The Enzymatic Bottleneck: BDH1 and SCOT Downregulation

Efficient ketone oxidation requires two key enzymes:

• BDH1 (β-hydroxybutyrate dehydrogenase 1) converts βOHB to acetoacetate.
• SCOT (succinyl-CoA:3-oxoacid CoA transferase) incorporates ketone-derived carbons into the TCA cycle.

In HFpEF hearts, both BDH1 and SCOT protein levels were significantly reduced. This downregulation:

• Narrows the metabolic gateway, limiting ketone flux even when supply is ample.
• Was not reversed by EMPA or KS treatments—confirming that boosted supply does not upregulate the machinery itself.

Interestingly, HFrEF models often show BDH1 upregulation, highlighting a fundamental metabolic divergence between HFpEF and HFrEF. Whether human HFpEF hearts exhibit similar enzyme deficiencies remains an open question requiring myocardial biopsies or noninvasive tracers in clinical studies.

Why Ketone-Centric Therapies Underperform in HFpEF

1. Enzyme Deficiencies: Reduced BDH1/SCOT expression cripples ketone oxidation capacity, making supply alone insufficient.
2. Fatty-Acid Dominance: Persistent reliance on fatty acids sustains ATP production but perpetuates metabolic stress, inflammation, and diastolic dysfunction.
3. Model Limitations: The “2-Hit” murine model captures obesity-hypertension phenotypes but not all HFpEF subtypes (e.g., aging, inflammation, atrial fibrillation).
4. Species Differences: Murine metabolic rates and substrate preferences differ from humans. Clinical trials of empagliflozin in HFpEF showed benefits—likely via diuresis, improved endothelial function, and anti-inflammatory effects, rather than direct ketone supply augmentation.

Clinical Implications and Future Directions

While this study urges caution in deploying ketone supplements or SGLT2 inhibitors solely for metabolic rescue in HFpEF, it also illuminates therapeutic avenues:

• Enzyme-Targeted Therapies: Strategies to upregulate BDH1 and SCOT—through gene therapy, epigenetic modifiers, or small molecules—could unlock ketone metabolism.
• Combinatorial Metabolic Modulation: Addressing multiple pathways simultaneously (glucose, fatty acids, ketones) may rebalance energy flux more holistically.
• Phenotype-Specific Trials: Recognizing HFpEF as a heterogeneous syndrome, future studies should stratify patients by dominant pathophysiology—obesity, hypertension, aging, or inflammation—to tailor metabolic interventions.
• Noninvasive Metabolic Imaging: Advanced PET tracers capable of quantifying myocardial ketone and fatty-acid uptake in humans will clarify if enzyme downregulation observed in mice translates to patients.

Practical Takeaways for Heart-Healthy Living

For individuals seeking to optimize cardiac metabolism:

• Maintain metabolic flexibility: Incorporate both aerobic exercise (walking, cycling) and resistance training to enhance the heart’s capacity to switch among fuels.
• Balanced nutrition over fads: A diet rich in whole grains, lean proteins, healthy fats (olive oil, nuts), and limited simple sugars supports normal glucose and fatty-acid metabolism.
• Discuss SGLT2 inhibitors with your physician: If you have type 2 diabetes or HFpEF, empagliflozin may confer benefits beyond glycemic control, including reduced hospitalization.
• Be cautious with ketone supplements: While exogenous ketones can raise blood levels, their long-term safety and efficacy in HFpEF remain unproven.

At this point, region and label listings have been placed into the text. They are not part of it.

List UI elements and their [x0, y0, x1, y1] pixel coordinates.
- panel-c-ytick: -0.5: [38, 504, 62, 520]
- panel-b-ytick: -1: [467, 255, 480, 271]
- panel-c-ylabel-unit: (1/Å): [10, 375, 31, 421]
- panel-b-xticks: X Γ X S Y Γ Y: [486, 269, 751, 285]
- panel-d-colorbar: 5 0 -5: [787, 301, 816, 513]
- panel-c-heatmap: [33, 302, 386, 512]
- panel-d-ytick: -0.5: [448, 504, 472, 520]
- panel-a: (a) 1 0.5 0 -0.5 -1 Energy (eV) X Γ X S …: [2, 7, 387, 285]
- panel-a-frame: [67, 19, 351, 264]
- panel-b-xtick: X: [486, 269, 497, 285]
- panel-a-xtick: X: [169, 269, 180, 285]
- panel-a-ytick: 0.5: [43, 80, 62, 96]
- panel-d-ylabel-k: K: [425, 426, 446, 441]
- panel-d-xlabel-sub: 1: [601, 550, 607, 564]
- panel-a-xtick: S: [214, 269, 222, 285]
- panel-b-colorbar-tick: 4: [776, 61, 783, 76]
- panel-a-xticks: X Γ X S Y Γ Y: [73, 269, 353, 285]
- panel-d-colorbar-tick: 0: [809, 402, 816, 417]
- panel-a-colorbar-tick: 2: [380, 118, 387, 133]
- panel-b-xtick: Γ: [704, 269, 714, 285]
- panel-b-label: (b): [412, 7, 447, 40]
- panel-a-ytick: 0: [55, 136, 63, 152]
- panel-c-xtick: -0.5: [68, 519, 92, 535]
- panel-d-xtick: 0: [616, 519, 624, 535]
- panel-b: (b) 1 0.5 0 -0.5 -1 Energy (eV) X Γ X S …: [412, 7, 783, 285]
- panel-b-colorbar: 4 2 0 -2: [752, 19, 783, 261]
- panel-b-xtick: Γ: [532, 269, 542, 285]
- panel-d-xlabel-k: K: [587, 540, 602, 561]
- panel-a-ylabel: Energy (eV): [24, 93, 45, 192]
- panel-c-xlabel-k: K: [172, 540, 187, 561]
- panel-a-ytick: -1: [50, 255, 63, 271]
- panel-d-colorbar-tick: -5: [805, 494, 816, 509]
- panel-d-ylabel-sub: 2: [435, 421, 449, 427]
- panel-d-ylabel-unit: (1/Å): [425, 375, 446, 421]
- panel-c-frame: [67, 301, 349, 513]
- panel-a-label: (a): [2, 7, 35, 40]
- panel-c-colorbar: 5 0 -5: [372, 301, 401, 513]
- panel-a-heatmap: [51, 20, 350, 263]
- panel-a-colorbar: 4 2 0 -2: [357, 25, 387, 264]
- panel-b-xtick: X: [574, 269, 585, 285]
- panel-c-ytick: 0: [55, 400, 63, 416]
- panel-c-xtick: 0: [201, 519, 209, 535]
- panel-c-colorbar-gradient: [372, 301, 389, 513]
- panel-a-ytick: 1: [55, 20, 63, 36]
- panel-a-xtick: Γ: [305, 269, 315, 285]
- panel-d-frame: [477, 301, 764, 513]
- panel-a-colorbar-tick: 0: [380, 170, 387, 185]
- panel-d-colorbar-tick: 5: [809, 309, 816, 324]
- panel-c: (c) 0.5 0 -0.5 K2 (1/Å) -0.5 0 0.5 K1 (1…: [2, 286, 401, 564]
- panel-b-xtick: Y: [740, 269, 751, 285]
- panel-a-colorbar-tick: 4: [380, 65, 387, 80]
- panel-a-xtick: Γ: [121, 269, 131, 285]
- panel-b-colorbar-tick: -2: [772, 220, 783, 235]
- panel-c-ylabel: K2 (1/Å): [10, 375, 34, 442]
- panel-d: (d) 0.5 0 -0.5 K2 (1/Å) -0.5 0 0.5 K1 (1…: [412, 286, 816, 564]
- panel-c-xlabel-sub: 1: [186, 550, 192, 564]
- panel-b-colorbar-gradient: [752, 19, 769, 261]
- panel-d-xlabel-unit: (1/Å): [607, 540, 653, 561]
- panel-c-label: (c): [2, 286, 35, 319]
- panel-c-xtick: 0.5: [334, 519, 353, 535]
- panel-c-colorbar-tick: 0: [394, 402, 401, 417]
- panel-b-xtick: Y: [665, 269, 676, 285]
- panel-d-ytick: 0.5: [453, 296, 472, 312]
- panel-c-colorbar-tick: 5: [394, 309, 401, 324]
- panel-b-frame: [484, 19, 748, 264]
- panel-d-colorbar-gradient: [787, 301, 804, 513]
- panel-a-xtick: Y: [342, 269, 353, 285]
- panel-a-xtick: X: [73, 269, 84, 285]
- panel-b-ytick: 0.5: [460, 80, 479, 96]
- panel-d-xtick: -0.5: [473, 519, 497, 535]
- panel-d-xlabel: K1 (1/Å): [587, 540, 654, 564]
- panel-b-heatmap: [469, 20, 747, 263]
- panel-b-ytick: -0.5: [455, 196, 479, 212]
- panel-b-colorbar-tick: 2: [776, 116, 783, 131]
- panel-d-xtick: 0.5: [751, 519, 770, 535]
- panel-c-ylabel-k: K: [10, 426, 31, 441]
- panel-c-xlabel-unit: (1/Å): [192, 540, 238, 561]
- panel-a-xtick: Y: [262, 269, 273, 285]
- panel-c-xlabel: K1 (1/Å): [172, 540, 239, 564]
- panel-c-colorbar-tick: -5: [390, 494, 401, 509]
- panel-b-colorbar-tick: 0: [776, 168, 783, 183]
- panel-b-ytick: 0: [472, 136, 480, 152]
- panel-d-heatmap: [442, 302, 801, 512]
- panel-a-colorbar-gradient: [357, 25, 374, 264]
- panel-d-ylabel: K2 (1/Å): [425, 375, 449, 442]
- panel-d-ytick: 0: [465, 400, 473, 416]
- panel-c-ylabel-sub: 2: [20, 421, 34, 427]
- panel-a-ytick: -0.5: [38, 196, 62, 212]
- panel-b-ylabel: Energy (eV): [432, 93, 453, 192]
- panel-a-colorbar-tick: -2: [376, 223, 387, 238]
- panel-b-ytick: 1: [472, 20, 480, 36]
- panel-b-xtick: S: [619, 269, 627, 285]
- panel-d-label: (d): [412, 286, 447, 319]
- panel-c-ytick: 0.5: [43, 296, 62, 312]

Always consult healthcare providers before starting supplements.
• Monitor risk factors: Control blood pressure, weight, and blood sugar to minimize HFpEF progression.

Keyword-Rich Summary for SEO

This comprehensive exploration of HFpEF and ketone metabolism underscores the complexity of myocardial ketone oxidation in heart failure. Key terms include HFpEF, exogenous ketone therapy, SGLT2 inhibitor empagliflozin, ketone ester supplement, βOHB, BDH1, SCOT, fatty acid oxidation, glucose oxidation, cardiac energy metabolism, and metabolic flexibility.

Understanding how the HFpEF heart mismanages its fuels sets the stage for developing targeted therapies. While ketone supplementation strategies may be less effective in HFpEF due to impaired ketone oxidation, multifaceted metabolic approaches and enzyme-targeted treatments hold promise. Continued research in both preclinical models and clinical trials will be crucial to translate these metabolic insights into improved treatments for HFpEF patients.